A companhia de teatro escocesa Grid Iron apresentará Leaving Planet Earth, escrita e encenada por Catrin Evans e Lewis Hetherington, um trabalho site-specific para um lugar invulgar: a arena de escalada de Edimburgo, a maior na Europa. O festival recebe, pela primeira vez, a visita do LA Dance Project, a companhia de dança fundada por Benjamin Millepied, notabilizado pelo seu trabalho no filme Cisne Negro, em que coreografou e dançou ao lado da sua mulher Natalie Portman, e que, a partir de 2014, estará à frente do Ballet da Ópera de Paris.

Será tocada a única ópera de Bethoven, Fidelio, uma produção do artista multimédia norte-americano Gary Hill, interpretada pela Ópera de Lyon e dirigida pelo maestro japonês Kazushi Ono. Com um foco na “liberdade, no bem e no mal”, é o trabalho perfeito para o nosso tempo, disse Jonathan Mills, ao jornal britânico. 

A compositora austríaca Olga Neuwirth apresenta a ópera American Lulu a 31 de Agosto, no King’s Theatre. Em American Lulu, Neuwirth recriou a ópera inacabada de Alban Berg, Lulu (1934), deslocando o seu cenário para os EUA, dos anos 1950-60, e transportando os espectadores para as lutas dos direitos civis e clubes de jazz. Nesta reinterpretação, Gerry Cornelius dirige a Orquestra da Ópera Escocesa numa encenação do britânico John Fulljames. 

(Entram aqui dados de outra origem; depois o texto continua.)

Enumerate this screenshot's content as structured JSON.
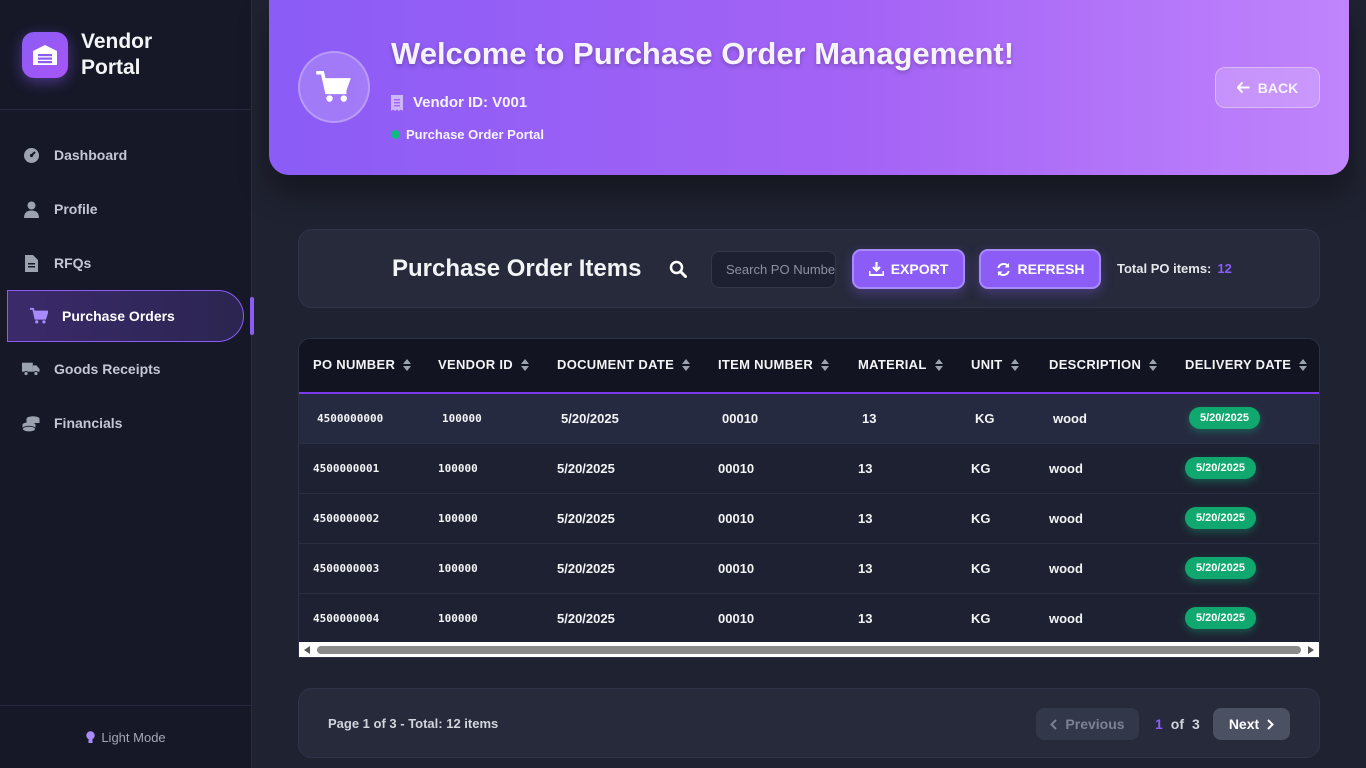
{
  "sidebar": {
    "brand_line1": "Vendor",
    "brand_line2": "Portal",
    "items": [
      {
        "label": "Dashboard",
        "icon": "dashboard-gauge-icon"
      },
      {
        "label": "Profile",
        "icon": "user-icon"
      },
      {
        "label": "RFQs",
        "icon": "document-icon"
      },
      {
        "label": "Purchase Orders",
        "icon": "cart-icon",
        "active": true
      },
      {
        "label": "Goods Receipts",
        "icon": "truck-icon"
      },
      {
        "label": "Financials",
        "icon": "coins-icon"
      }
    ],
    "footer_label": "Light Mode"
  },
  "hero": {
    "title": "Welcome to Purchase Order Management!",
    "vendor_id": "Vendor ID: V001",
    "subtitle": "Purchase Order Portal",
    "back_label": "BACK"
  },
  "toolbar": {
    "title": "Purchase Order Items",
    "search_placeholder": "Search PO Number",
    "export_label": "EXPORT",
    "refresh_label": "REFRESH",
    "total_label": "Total PO items:",
    "total_value": "12"
  },
  "table": {
    "columns": [
      "PO NUMBER",
      "VENDOR ID",
      "DOCUMENT DATE",
      "ITEM NUMBER",
      "MATERIAL",
      "UNIT",
      "DESCRIPTION",
      "DELIVERY DATE"
    ],
    "rows": [
      [
        "4500000000",
        "100000",
        "5/20/2025",
        "00010",
        "13",
        "KG",
        "wood",
        "5/20/2025"
      ],
      [
        "4500000001",
        "100000",
        "5/20/2025",
        "00010",
        "13",
        "KG",
        "wood",
        "5/20/2025"
      ],
      [
        "4500000002",
        "100000",
        "5/20/2025",
        "00010",
        "13",
        "KG",
        "wood",
        "5/20/2025"
      ],
      [
        "4500000003",
        "100000",
        "5/20/2025",
        "00010",
        "13",
        "KG",
        "wood",
        "5/20/2025"
      ],
      [
        "4500000004",
        "100000",
        "5/20/2025",
        "00010",
        "13",
        "KG",
        "wood",
        "5/20/2025"
      ]
    ]
  },
  "pagination": {
    "info": "Page 1 of 3 - Total: 12 items",
    "prev_label": "Previous",
    "current_page": "1",
    "of_label": "of",
    "total_pages": "3",
    "next_label": "Next"
  },
  "colors": {
    "accent": "#8b5cf6",
    "success": "#10a86f",
    "background": "#1f2230",
    "sidebar": "#161828"
  }
}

Leonardo: 240 desenhos anatómicos em exposição.

Paralelamente, The Leonardo da Vinci: The Mechanics of Man inaugura na Galeria da Rainha, no Palácio de Holyroodhouse, em Agosto. Esta colecção, nunca exibida na sua totalidade no Reino Unido, baseia-se no Manuscrito Anatómico A, para o qual Leonardo criou mais de 240 desenhos e notas individuais. As imagens, produzidas em 1510-1511, quando Leonardo completou cerca de 20 dissecações, mostram representações detalhadas da mão, ombro e funcionamento do coração. 

O curador Martin Clayton disse que o projecto procurava analisar, pela primeira vez, a “relevância médica” dos desenhos de Leonardo. Na apresentação do festival, admitiu que esta tinha sido uma “viagem ao desconhecido”, que poderia ter conduzido à conclusão de que o trabalho de Leonardo tinha sido apenas uma “curiosidade histórica, irrelevante para os anatomistas de hoje”. Pelo contrário, os médicos consideram que o detalhe dos desenhos era “surpreendente” pela sua exactidão. “Pela primeira vez vamos exibir os trabalhos do artista ao lado de exemplos espantosos de imagens médicas, mostrando como os métodos e preocupações dos principais anatomistas mundiais mudaram pouco nos últimos 500 anos e quão revolucionárias essas investigações foram”, disse. “Num ano em que o festival se foca na miríade de formas como a tecnologia molda e muda a imaginação dos artistas, não há melhor exemplo do que o do génio de Leonardo da Vinci e o seu entendimento poético e sofisticado da condição humana” disse Mills, ao The Telegraph.